Là où « The Shame Machine » semble dérailler, c’est dans la discussion d’O’Neil sur ce qu’elle appelle la « honte saine » – appelons-le un coup de poing secondaire. Le coup de poing secondaire est le coup que nous portons aux personnes qui ne partagent pas nos systèmes de valeurs sociales; c’est la bravade moralisatrice que nous ressentons lorsque nous disons à un étranger sur Internet, après coup, de mettre son masque; c’est le frisson de voir quelqu’un se faire réprimander quand il viole notre compréhension de comment les choses devraient être. Bien qu’O’Neil explique comment le coup de poing latéral influence souvent avec succès les comportements qui se traduisent par un véritable avantage collectif (elle fournit des vaccins Covid-19 à titre d’exemple), elle néglige de creuser pleinement le rôle que le plaisir pur joue dans notre impulsion à la honte dans ces situations. qui n’ont pas de victime ou d’agresseur évident.
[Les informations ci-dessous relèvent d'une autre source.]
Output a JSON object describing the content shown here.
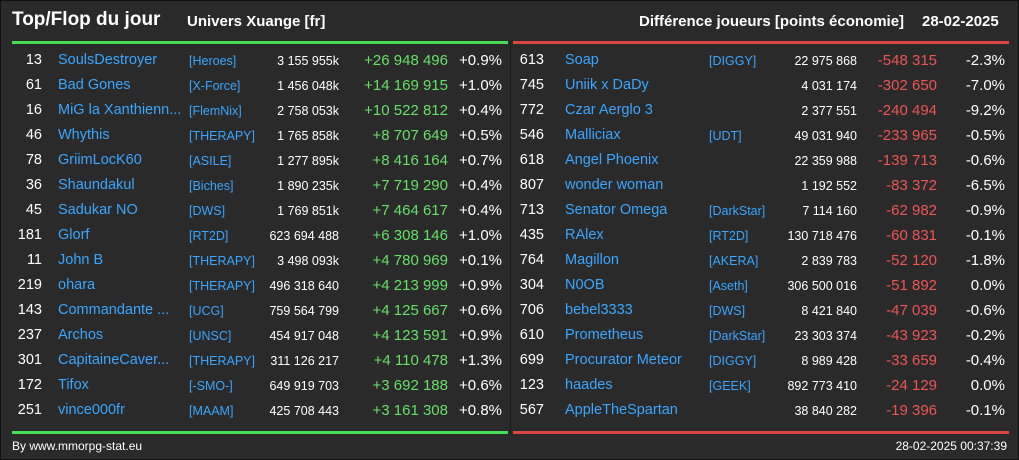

Il semble malhonnête d’ignorer ce qui est tranquillement en jeu, même dans la honte la plus « saine » : une demande de conformité articulée par une menace d’ostracisme. La dichotomie de base « nous » contre « vous » qui met en avant même la honte la plus bénigne se trouve toujours à l’ombre de la tour hiérarchique. C’est un monde solitaire. Nous devrions tous admettre que parfois il est secrètement bon de disparaître dans une foule bruyante.

Je me souviens parfois de ce que j’ai ressenti en me faufilant dans la voiture avec ma mère après avoir quitté le mariage de ma tante, la marque sur mon visage témoignant de ma transgression. Je pense au vieil homme qui a essayé de me lancer une bouée de sauvetage, mais qui n’a vraiment réussi qu’à renforcer le fait que nous sommes toujours valorisés. La honte fonctionne-t-elle comme un outil correctif ? Peut-être, mais vous devez être judicieux lors de son déploiement. La dignité est facilement érodée et difficile à retrouver.